The screen flickered to life, displaying a folder marked ‘Project Archives.’ Each file represented a building, a piece of his legacy. He hesitated for a moment, then clicked on the oldest one.

Numbers and graphs filled the screen, cold and clinical. But beneath the data, he felt something else—a pulse of dread that echoed through every fiber of his being.

The graph displayed a steady decline in emotional activity over time, mirroring the patterns Elara had shown him. Julian traced the line with his finger, feeling each dip as if it were a personal betrayal.

Another file. Another building. The same chilling pattern emerged—emotional depletion, slow and insidious, like a poison seeping into the foundations of his creations.

Julian leaned back in his chair, his breath coming in ragged gasps. The room seemed to spin, the walls closing in around him. He thought of the visitors, their eyes empty and vacant, reflecting the same void he felt inside.

The weight of every shadow pressed down on him, a physical force threatening to crush him. But amidst the horror, there was a spark—a flicker of something raw and primal. Anger, perhaps. Or determination.

He stood, pushing away from the desk with a sudden burst of energy. The data swam before his eyes, but he focused on one thing—the need to act.

Julian strode to the window, looking out at the city once more.
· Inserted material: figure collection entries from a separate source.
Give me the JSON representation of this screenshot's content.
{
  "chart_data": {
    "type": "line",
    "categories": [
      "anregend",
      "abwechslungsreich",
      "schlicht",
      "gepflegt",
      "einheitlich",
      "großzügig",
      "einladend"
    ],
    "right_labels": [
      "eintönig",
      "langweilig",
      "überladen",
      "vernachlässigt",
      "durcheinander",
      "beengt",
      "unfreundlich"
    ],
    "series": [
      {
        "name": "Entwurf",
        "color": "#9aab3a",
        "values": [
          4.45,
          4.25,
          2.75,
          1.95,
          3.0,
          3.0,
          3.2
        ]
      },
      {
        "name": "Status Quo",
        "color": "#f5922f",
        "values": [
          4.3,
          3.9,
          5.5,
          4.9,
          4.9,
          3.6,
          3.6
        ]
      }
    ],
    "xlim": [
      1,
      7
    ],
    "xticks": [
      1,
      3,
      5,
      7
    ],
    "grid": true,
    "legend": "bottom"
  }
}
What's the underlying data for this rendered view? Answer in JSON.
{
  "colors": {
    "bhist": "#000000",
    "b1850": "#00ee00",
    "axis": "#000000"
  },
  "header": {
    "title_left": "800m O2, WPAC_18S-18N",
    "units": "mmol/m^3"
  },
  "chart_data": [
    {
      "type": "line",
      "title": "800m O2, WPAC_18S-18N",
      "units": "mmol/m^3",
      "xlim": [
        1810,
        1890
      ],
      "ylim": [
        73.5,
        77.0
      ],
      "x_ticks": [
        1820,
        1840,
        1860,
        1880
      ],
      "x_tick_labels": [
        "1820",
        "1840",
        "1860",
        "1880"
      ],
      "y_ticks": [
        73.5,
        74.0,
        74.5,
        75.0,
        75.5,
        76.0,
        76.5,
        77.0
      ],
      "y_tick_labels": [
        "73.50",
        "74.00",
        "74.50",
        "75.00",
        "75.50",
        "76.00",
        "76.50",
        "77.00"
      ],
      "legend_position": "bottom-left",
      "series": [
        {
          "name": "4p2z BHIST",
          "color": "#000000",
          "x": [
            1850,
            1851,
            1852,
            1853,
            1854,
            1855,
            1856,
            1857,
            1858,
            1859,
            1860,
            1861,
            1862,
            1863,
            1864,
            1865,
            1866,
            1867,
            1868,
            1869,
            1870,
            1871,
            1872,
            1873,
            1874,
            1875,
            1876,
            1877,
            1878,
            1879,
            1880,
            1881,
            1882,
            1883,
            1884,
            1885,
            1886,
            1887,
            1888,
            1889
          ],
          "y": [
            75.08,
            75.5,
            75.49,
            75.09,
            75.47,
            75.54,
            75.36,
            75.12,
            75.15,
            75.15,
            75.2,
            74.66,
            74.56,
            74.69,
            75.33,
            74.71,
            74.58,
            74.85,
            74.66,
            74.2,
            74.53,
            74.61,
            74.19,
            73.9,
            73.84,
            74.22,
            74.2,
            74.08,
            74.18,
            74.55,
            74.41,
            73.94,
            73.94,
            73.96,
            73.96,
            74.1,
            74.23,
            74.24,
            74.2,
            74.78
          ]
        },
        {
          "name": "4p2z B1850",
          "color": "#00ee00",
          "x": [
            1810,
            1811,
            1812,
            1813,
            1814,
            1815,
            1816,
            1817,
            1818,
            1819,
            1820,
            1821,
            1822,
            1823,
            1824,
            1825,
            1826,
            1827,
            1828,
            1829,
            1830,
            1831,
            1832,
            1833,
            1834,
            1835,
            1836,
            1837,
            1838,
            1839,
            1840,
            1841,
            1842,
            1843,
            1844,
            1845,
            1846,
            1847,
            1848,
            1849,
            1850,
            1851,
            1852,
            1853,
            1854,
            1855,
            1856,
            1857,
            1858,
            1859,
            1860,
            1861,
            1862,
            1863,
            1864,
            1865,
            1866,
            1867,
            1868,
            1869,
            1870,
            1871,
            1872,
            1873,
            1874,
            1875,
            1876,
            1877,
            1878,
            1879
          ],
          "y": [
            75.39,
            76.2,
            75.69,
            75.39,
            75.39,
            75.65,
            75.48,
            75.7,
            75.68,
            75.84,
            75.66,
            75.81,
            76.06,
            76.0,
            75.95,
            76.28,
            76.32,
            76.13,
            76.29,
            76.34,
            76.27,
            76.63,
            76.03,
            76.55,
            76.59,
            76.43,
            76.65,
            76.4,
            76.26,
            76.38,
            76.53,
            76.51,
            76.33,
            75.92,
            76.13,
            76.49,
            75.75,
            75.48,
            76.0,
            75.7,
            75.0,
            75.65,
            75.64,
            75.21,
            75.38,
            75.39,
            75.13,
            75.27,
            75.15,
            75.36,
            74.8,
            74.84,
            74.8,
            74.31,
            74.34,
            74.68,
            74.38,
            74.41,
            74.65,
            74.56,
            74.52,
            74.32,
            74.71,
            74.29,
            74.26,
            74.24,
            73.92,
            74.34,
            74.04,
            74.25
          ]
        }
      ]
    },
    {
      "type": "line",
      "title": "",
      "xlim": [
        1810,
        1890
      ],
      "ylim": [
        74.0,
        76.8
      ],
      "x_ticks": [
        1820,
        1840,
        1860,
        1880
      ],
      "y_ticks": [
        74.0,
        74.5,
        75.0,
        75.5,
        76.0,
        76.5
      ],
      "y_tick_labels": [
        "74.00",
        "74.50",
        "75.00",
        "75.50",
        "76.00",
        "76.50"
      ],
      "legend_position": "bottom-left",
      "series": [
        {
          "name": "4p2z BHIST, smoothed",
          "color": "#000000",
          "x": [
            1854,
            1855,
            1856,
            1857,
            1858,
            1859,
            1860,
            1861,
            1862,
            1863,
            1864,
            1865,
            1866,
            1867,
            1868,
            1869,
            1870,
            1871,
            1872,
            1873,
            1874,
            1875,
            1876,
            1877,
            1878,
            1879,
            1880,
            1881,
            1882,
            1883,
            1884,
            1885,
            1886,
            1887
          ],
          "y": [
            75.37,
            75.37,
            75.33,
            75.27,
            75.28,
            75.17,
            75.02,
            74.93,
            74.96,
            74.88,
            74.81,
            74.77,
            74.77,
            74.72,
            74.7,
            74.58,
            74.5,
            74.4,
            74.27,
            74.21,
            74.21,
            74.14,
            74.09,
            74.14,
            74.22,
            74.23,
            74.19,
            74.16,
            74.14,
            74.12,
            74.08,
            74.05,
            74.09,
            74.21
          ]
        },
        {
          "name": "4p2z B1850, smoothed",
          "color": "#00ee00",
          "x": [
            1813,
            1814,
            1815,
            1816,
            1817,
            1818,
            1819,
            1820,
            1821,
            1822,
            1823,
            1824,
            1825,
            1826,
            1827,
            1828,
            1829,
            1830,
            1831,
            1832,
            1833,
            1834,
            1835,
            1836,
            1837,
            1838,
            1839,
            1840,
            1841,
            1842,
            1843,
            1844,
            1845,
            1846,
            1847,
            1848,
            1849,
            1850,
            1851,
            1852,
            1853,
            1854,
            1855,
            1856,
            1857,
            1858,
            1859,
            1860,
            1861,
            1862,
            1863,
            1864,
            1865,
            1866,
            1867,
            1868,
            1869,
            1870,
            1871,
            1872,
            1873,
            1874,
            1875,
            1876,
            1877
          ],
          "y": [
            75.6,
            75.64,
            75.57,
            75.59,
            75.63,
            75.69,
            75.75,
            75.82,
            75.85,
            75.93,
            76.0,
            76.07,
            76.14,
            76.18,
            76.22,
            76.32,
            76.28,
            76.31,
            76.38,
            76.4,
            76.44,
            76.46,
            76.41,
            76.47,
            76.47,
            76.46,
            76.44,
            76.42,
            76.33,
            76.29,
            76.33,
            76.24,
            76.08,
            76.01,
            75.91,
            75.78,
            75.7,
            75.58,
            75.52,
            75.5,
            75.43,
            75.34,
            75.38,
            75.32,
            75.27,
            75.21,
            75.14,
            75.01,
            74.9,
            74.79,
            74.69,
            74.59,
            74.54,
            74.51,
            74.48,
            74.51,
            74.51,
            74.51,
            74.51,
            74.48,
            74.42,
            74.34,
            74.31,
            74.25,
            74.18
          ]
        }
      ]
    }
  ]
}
The buildings stood defiant, their silent accusal echoing through his mind. But now, there was something else—a resolve to dismantle them, brick by brutal brick, if necessary.

The phone rang, shattering the tense silence. Julian hesitated before picking up, his voice steady despite the turmoil within. "Cross."

"It's Elara," came her clipped tone. "I've started compiling the data you requested. There's more—I need to show you something else."

He gripped the phone tighter, a sense of foreboding washing over him. "What is it?"

"Come to my lab," she said, urgency sharpening her words. "There's a graph I need you to see."

The line went dead before he could respond. Julian stared at the receiver for a moment, then moved swiftly towards the door.

Elara's lab was a stark contrast to his office—cluttered with equipment and charts, humming with the quiet energy of scientific inquiry. She stood by a large screen displaying yet another graph, this one different from the others.

"Julian," she greeted without preamble, her eyes reflecting the harsh glow of the monitor. "Look at this."

He stepped closer, his gaze drawn to the fluctuating lines. This time, the graph wasn't showing emotional depletion; it was tracking joy—pure, unadulterated happiness—as it ebbed and flowed around his buildings.

The sight filled him with a creeping horror. The spikes of joy corresponded with periods when people entered his structures, only to plummet sharply as they left.

"What am I looking at?" he asked, though he already knew the answer.

Elara pointed to the graph. "This is what happens when people experience your buildings, Julian. They enter full of life and emotion—and leave... drained."

He stared at the graph, each dip a testament to the cost of his creations. The room seemed to tilt again, the weight of Elara's words pressing down on him like a physical force.

"But there's more," she added, swiping to another screen displaying brain scans side by side—one normal, one showing dark voids where activity should have been. "Compare these."

Julian felt a surge of nausea. The images were grotesque, each blank space a mirror of his own emotional landscape.

"This can't be real," he whispered, more to himself than to her.

Elara's expression didn't change, but there was a new gentleness in her voice. "It is, Julian. And we need to figure out why."

He nodded, the spark of determination burning brighter now. The truth was horrifying, but it was also a path forward—one he couldn't ignore.

"Show me everything," he said, his voice steady despite the storm raging inside him. "I want to see every piece of data, every scan, every... consequence."

Elara met his gaze, her eyes reflecting a mixture of concern and resolve. "Very well," she said. "But be prepared. This journey won't be easy."